Notes: Photon correlation spectroscopy has been used to study the translational (D0)and internal dynamics of monodisperse linear and polydisperse superhelical plasmid-DNAs. Scattering vector dependent correlation functions were measured and analyzed with the inverse Laplace transform CONTIN written by S. Provencher. For scattering vectors (q) lower than 1.3 × 105cm-1, D0 can be separated from internal dynamics. Using the measured D0value, the q dependence of internal modes was determined. Extrapolation of the internal relaxation times for q → 0 yields the longest internal relaxation time t1. This time can be connected to the persistence length in terms of the Berg-Soda model, which describes the molecule as a semiflexible circular polymer with hydrodynamic interactions. The calculated length of 76 nm for DNA, I = 0.15 mol/L, is a little higher than the one obtained from static light scattering data without excluded volume corrections. A comparison of experimental and simulated correlation functions for the Berg-Soda model shows that the model gives a fairly good description of the dynamics of the linear molecule, whereas large discrepancies between model and experimental functions are observed for the superhelical DNA. Small differences between model and experimental functions are mainly attributed to the neglect of the torsional modes that may be coupled to bending and flexing modes. For the superhelical DNA the agreement is improved if the calculation is carried out with a linear molecule, with shorter contour length and increased diameter. Both quantities can be derived from the known superhelix tilt angle.

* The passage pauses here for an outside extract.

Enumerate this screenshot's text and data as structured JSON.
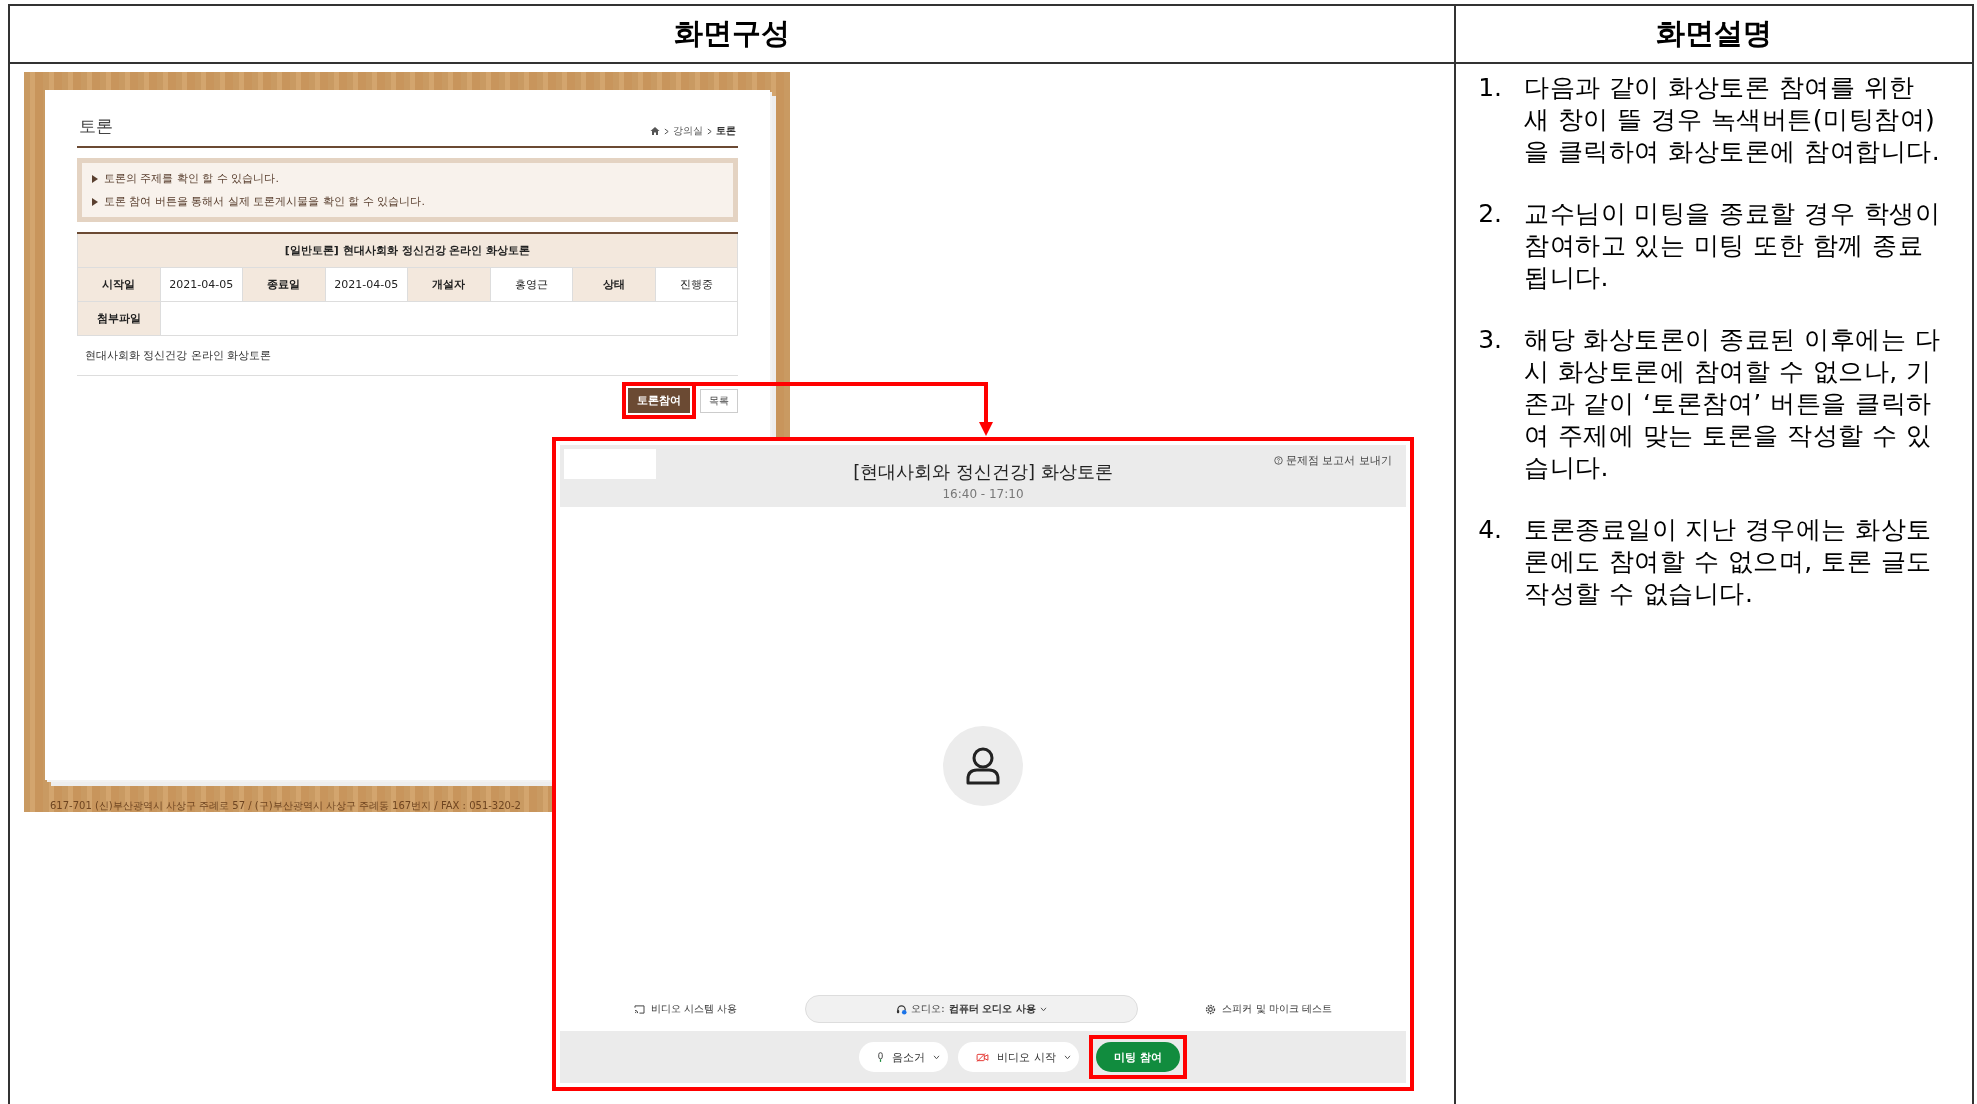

Notes: The enthalpy change accompanying the double helix-coil transition of polyriboadenylic acid (poly A) in aqueous solution has been measured optically and calorimetrically in the pH range 5.7-4.5. The course of this cooperative transition was followed optically by measuring changes in ultraviolet absorption as a function of temperature at different pH values, and calorimetrically by determining the heat capacity of the solution through the transition region. From the latter measurements, the enthalpy of transition was calculated. It is shown, that ΔH is dependent on pH as it is expected from the influence of protonation of the double helix of poly A.